In sub-Saharan Africa there are a lot of countries where less than half of people have access to electricity. You can get a few days' use on a mobile phone after charging it for an hour or so on the village solar panel or generator, but computers require constant power that isn't always available even in urban areas, and laptops don't last that long either.
I worked in the 90s and early 00s for an international NGO (which operated, basically, in *all the counties* as far as reach
goes). One of the side projects I got involved in was starting internet cafes in South Africa to reach youth (mostly in townships) in part to help educate them. There's no doubt at all that internet access back then was quite difficult in many areas.
There's no doubt that using the internet for education was beneficial*. There's no doubt that getting PCs out there for use was also helpful (not just Africa, we sent stuff to Cuba,for instance,as well). What global satellite coverage does for those areas is to put within reach fast access to the internet for literally billions who currently don't have it. For sure there will be many people who can'rt afford their own
node, but surely the knowledge that internet connections can be shared
hasn't passed people here by? Surely it has not escaped everyone's attention that tech costs have a tendency to go down pretty rapidly over time?

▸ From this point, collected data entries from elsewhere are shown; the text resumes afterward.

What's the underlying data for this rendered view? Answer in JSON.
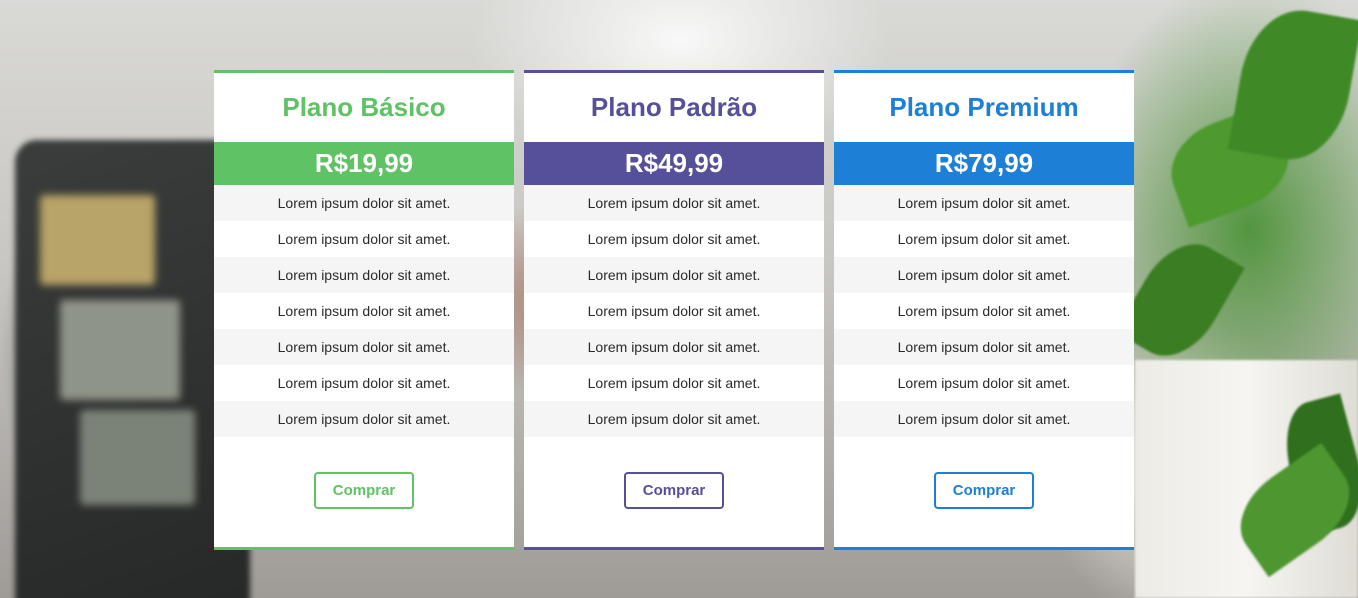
{
  "plans": [
    {
      "title": "Plano Básico",
      "price": "R$19,99",
      "accent": "#5fc264",
      "features": [
        "Lorem ipsum dolor sit amet.",
        "Lorem ipsum dolor sit amet.",
        "Lorem ipsum dolor sit amet.",
        "Lorem ipsum dolor sit amet.",
        "Lorem ipsum dolor sit amet.",
        "Lorem ipsum dolor sit amet.",
        "Lorem ipsum dolor sit amet."
      ],
      "button_label": "Comprar"
    },
    {
      "title": "Plano Padrão",
      "price": "R$49,99",
      "accent": "#56509a",
      "features": [
        "Lorem ipsum dolor sit amet.",
        "Lorem ipsum dolor sit amet.",
        "Lorem ipsum dolor sit amet.",
        "Lorem ipsum dolor sit amet.",
        "Lorem ipsum dolor sit amet.",
        "Lorem ipsum dolor sit amet.",
        "Lorem ipsum dolor sit amet."
      ],
      "button_label": "Comprar"
    },
    {
      "title": "Plano Premium",
      "price": "R$79,99",
      "accent": "#1e7fd6",
      "features": [
        "Lorem ipsum dolor sit amet.",
        "Lorem ipsum dolor sit amet.",
        "Lorem ipsum dolor sit amet.",
        "Lorem ipsum dolor sit amet.",
        "Lorem ipsum dolor sit amet.",
        "Lorem ipsum dolor sit amet.",
        "Lorem ipsum dolor sit amet."
      ],
      "button_label": "Comprar"
    }
  ]
}
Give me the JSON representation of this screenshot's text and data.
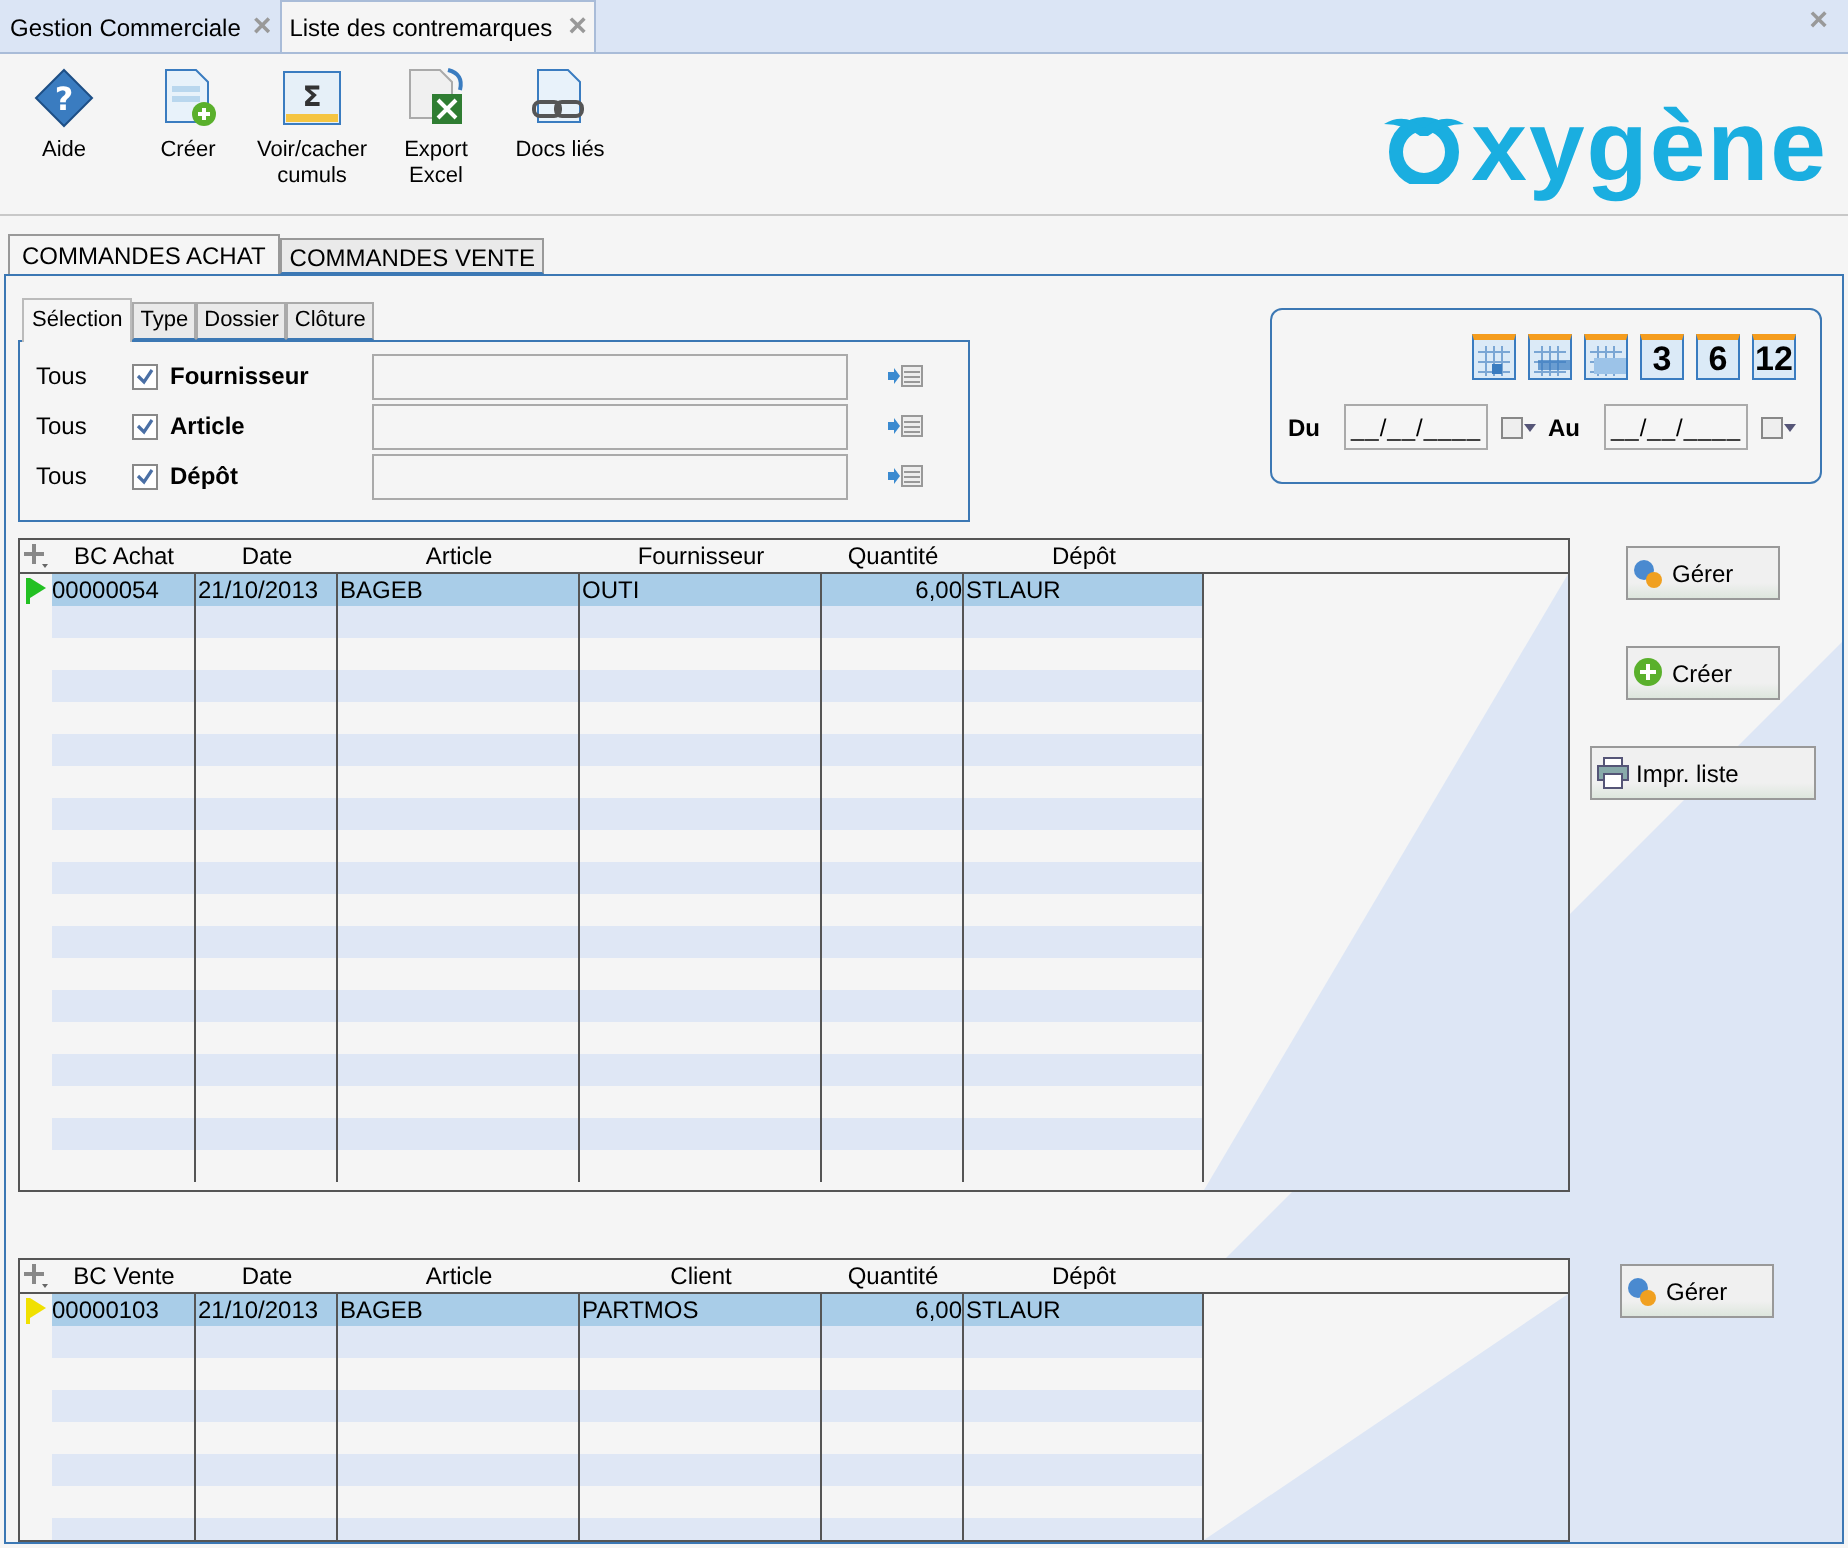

People who can't afford a phone, or "can't read" get huge educational opportunities when access to the internet is increased- of course
there are also other logistical issues but where the balance lies between a few wealthy white people looking through the atmosphere at distant stars to answer largely academic (or philosophical,even) questions when they probably have better options (i.e. space telescopes) and increasing the availability of of the internet to billions of people is a pretty easy one, for me at least, to see.
There are, it should be noted, just scads of organisations moving new and old tech into developing areas; not being able to get online renders much of the equipment hard to use ime
*Again,there's probably a whole raft of studies on this which I don't have time to dig out right now, but given arguments are made that impoverished people should be given free internet access (broadband even), suggesting developing countries don't need it is pretty dissonant.
The half-truths, repeated, authenticated themselves.